I am interested in how this turns out. Long story short, a few years ago I worked on a ruleset that would allow ASL to be used to resolve an operational level computer game. I ran into a few problems, however.
The biggest one involved casualties. The operational level game rightly set limits for when an attack or defense would break off after hitting a casualty threshold, usually somewhere around 10%, which is pretty realistic if you think about it. But in ASL, a squad is eliminated completely, and if you only have 12 squads attacking, ending the scenario when 2 of them are KIA is not really fun to play out, which ruins the whole point.
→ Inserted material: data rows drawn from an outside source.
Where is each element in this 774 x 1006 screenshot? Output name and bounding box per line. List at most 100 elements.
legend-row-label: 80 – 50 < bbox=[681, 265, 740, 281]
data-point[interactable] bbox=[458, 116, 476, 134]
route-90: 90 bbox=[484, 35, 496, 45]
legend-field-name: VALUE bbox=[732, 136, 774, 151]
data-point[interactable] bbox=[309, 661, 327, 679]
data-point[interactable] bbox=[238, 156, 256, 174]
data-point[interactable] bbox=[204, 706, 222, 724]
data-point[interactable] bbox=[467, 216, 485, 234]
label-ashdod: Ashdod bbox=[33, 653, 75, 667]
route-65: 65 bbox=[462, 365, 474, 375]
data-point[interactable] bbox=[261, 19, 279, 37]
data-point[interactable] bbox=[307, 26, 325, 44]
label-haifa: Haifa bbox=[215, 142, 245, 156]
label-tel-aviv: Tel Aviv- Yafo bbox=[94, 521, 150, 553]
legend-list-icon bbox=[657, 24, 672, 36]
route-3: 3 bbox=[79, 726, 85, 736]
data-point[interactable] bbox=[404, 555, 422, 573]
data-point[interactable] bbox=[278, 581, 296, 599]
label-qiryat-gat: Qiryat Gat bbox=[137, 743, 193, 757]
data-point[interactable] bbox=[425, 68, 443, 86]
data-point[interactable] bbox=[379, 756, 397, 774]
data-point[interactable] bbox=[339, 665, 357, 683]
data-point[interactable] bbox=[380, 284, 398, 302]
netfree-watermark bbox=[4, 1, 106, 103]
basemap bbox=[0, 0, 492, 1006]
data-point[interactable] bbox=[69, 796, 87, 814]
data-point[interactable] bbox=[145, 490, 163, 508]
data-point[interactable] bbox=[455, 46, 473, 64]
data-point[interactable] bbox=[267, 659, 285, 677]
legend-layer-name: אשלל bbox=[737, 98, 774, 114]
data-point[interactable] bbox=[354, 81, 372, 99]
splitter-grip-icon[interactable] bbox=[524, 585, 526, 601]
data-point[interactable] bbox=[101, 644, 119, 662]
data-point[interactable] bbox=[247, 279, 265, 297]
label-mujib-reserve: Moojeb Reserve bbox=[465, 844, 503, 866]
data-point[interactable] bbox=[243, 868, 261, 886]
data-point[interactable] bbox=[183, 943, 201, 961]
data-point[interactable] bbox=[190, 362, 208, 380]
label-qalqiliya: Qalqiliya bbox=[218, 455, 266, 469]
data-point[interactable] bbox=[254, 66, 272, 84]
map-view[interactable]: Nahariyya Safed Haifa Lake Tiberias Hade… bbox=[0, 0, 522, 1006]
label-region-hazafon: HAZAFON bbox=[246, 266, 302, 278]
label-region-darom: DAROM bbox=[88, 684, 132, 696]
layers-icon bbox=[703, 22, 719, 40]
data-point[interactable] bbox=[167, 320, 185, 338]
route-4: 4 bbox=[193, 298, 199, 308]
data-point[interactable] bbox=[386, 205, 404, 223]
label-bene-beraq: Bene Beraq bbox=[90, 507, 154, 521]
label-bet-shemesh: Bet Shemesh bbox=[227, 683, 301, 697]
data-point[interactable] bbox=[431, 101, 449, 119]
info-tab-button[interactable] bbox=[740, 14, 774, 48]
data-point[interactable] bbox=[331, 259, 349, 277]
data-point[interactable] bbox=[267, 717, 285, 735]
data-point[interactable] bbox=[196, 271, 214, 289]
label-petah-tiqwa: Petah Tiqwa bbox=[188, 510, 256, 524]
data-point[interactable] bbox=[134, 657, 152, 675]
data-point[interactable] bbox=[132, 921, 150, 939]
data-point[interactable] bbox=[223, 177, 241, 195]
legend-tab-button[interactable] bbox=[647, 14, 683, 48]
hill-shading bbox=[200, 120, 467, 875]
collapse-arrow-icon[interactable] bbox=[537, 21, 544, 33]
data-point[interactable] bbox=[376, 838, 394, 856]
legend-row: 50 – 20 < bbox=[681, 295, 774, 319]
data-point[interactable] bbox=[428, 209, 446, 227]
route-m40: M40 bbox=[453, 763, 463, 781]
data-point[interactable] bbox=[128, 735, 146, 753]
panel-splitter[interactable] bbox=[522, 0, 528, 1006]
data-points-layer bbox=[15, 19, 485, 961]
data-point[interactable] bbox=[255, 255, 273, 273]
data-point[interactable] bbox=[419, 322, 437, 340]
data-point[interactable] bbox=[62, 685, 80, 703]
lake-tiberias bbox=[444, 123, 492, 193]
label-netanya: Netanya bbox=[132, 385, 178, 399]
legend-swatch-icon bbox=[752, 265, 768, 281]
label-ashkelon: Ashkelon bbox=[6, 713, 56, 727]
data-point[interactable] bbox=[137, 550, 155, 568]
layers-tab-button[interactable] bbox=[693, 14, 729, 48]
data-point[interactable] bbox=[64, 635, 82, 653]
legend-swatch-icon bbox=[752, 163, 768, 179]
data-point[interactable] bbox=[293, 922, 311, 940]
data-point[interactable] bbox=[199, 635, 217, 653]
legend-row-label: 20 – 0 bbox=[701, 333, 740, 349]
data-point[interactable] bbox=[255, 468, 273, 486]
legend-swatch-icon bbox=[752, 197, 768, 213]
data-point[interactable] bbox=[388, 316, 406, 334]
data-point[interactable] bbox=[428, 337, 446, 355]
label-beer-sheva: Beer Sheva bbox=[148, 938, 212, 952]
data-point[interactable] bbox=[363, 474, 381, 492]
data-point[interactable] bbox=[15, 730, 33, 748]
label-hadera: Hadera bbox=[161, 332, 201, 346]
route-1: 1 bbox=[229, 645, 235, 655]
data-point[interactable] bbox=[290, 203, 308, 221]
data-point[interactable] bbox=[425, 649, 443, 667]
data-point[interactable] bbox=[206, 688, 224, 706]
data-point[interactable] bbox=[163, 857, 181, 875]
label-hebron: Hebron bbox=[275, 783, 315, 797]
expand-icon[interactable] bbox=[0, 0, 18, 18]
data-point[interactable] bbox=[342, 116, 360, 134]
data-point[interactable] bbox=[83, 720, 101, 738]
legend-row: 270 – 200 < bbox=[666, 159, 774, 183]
So a layer of rules had to be grafted on both to extend the scenario if the attacker felt there was momentum, and then have some sort of mechanism to reflect that a lost squad in ASL certainly does not translate into 10 KIA soldiers.
The second problem involved scenario objectives. The operational game, like IRL, rewarded possession of terrain and casualty ratios. Casualty ratios as a scenario objective were problematic because with the limitations outlined above, scenarios tended to end too quickly to be fun to play. Terrain was problematic because the map used for the operational level were not zone but rather (hidden) hex based. This meant that advances had to be measured on the ASL map and then fed back into the operational game for resolution onto the game map. This required some finagling, but was achievable. But without scenario objectives other than to generally take terrain and inflict casualties, the scenarios tended into a lot slower paced efforts centering around carefully taking or denying ground while minimizing risk. Super realistic, but not really fun to play, especially given the low casualty thresholds. I did briefly consider a sort of scenario pack a-la Warhammer 40K or FOW, whereby you would fight a generic "Attack" or "Defend" or "Ambush" scenario, but I figured it would be too limiting and too difficult to graft onto ASL maps in a satisfying way.
The third problem was OBA. A Normandy '44 operational campaign has a massive amount of artillery available, especially for the Americans. An operational level system was in place to limit a unit's on-call artillery, but even this was way too powerful in ASL terms. A fix was instituted whereby scenarios were limited to 2 modules per side per scenario, weighted so that heavier modules were less likely to appear, but even then scenarios fell into a pattern that involved OBA getting lucky enough to cause enough casualties to trigger defender retreat without the attacker having to do much else. Not super realistic, as ASL OBA is overpowered just a bit, and also not fun to play.
So I am really really interested in how the designers solved the above problems here, as well as others that I'm sure didn't come up in my testing. I suspect that things are simplified by an operational layer that seeks a lot less detail and fidelity than the one I was trying to deal with - no need to track how the cohesion and leadership values assigned by the operational game translate into the scenario ELR and troop quality, for example, and working in zones eliminates a lot of fiddling with figuring out how much ground was gained/lost for the battle report. Another problem that I can see developing is snowballing, and I am interested to see how that is handled.
I hope that these and other issues with making ASL "operational" are overcome, and this system is the breakthrough that people hope for! I know that I would definitely love to play ASL on both an operational and tactical level, and I'm sure I'm not the only one!